My original intent for creating this piece was to inspire the viewer to think.
I chose specific materials and geometry to urge beyond the casual glance. Solid billet aluminum and graphite are both metals, but in their natural state differ very much from each other. Their appearance is, fair to say, visually opposite, which provides a perfect contrast. Creating precise geometric blocks of them, exact replicas to within one thousandth of an inch, was quite challenging. Graphite is extremely messy to machine, since it deposits very fine black dust everywhere. Aluminum, on the other hand, is one of the easiest of the metals to machine, so putting them side by side was additionally appropriate. Another element of this work is that each block has a portion of the other rising from it. One rises vertically while the other extends horizontally. Why?
Faith is clearly represented here, as is reason, but which is which? Does it matter?
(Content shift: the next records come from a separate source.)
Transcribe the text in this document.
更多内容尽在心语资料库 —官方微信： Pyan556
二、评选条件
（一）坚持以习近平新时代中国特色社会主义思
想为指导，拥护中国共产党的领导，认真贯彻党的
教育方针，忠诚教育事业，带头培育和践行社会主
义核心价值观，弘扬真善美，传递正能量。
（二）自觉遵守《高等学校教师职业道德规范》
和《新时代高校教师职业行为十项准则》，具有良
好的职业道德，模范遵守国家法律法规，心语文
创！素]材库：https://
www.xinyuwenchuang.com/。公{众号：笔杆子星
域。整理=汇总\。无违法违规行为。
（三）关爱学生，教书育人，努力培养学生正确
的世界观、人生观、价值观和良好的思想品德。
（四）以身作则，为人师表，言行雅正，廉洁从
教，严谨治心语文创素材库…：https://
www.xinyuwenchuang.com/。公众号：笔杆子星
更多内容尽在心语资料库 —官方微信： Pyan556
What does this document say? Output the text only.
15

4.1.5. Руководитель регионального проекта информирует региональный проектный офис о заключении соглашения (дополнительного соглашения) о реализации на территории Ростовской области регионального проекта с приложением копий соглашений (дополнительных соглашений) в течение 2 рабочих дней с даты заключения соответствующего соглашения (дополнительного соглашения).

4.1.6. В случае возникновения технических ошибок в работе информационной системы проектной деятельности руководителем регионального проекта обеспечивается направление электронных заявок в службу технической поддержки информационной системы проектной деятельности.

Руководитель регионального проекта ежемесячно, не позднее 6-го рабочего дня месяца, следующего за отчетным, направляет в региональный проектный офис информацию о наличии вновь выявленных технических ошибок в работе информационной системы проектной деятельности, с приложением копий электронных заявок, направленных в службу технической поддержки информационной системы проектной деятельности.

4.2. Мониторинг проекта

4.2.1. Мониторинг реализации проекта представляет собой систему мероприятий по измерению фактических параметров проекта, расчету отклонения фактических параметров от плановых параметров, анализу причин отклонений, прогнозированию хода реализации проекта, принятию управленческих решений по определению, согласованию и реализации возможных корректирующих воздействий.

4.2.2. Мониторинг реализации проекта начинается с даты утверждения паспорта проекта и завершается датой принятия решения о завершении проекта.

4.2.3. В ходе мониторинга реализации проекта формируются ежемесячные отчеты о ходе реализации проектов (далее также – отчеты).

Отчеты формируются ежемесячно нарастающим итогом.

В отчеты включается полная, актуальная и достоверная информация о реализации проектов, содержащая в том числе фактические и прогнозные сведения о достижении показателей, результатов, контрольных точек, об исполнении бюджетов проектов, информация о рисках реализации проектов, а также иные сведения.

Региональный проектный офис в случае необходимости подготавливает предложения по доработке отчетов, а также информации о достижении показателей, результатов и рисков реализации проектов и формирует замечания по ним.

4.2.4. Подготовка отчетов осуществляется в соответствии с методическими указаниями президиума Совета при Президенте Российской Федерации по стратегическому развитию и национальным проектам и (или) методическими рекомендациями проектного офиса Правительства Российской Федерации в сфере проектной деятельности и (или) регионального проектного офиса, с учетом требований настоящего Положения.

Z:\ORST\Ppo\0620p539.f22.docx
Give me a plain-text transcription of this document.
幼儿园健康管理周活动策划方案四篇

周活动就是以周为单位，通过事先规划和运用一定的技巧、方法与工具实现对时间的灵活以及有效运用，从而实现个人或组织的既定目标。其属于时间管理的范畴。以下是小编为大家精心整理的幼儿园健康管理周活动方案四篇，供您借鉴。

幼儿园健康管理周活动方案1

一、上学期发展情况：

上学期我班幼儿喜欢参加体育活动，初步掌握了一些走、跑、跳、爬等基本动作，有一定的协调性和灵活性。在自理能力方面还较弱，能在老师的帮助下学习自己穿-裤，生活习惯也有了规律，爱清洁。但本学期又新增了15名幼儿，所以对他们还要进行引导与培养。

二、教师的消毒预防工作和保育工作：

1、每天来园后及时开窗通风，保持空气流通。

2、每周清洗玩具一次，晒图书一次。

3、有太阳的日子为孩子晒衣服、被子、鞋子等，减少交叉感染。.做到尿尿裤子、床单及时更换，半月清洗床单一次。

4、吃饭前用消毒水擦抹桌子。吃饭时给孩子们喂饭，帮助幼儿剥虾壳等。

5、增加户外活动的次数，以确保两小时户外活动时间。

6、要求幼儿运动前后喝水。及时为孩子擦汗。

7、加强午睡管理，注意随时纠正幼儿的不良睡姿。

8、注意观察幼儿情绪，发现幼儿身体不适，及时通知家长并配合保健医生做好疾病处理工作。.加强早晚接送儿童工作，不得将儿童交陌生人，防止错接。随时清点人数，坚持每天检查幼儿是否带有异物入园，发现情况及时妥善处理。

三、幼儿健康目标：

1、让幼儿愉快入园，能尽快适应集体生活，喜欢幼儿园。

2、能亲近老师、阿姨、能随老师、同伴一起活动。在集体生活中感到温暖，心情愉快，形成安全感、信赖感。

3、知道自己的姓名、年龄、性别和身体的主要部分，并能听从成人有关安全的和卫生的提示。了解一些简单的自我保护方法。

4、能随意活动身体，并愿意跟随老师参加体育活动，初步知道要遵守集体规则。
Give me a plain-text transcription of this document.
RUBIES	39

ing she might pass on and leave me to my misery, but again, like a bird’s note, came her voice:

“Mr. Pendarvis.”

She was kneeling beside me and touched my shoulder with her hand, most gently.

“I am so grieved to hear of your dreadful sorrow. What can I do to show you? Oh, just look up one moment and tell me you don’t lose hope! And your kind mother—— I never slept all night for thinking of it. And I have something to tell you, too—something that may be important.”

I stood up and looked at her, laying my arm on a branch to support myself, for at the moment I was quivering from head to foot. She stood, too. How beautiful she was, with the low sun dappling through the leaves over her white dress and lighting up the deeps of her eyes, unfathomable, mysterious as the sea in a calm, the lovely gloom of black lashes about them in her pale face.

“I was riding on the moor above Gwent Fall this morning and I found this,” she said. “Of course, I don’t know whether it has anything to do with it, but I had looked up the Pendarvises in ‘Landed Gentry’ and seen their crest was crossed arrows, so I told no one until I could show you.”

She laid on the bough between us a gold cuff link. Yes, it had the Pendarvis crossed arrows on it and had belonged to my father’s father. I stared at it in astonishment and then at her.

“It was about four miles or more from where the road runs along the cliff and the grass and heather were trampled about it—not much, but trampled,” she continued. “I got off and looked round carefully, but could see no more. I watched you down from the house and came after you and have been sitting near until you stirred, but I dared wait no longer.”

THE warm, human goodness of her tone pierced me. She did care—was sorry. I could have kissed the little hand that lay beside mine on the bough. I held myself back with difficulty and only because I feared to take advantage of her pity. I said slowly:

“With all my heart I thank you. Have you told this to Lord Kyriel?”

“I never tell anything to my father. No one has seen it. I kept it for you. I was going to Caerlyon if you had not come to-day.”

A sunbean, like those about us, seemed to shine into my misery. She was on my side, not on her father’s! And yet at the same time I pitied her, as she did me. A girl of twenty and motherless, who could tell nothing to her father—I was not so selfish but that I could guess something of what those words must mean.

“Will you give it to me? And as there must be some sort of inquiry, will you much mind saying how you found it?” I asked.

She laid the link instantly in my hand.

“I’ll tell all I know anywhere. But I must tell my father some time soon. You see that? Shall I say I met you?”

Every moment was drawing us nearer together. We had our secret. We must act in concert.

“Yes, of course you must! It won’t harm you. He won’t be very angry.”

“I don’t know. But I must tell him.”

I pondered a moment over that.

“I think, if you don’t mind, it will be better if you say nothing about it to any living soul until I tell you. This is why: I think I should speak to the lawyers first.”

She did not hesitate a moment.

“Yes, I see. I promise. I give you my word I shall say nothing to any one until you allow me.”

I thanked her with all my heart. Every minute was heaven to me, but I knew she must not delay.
Does one eschew the other or is each needed to understand the other? Does faith need to be unreasonable? Must the foundation of reason always be empirical? Surely, they can be understood independent of each other, but what happens when they are examined as a unit?
My personal impetus for creating this work was a casual conversation with a gentleman who has since died. We would often get into very enjoyable but heated arguments as to the nature of things from differing philosophical perspectives. I recall a specific instance when his reply to me was: “As I see it, there are two alternatives here. I could be right and you could be wrong, or vice versa. Would you agree?” I thought for a moment and responded that there was a third possibility. “What’s that?” he asked. I said: “We could both be wrong!”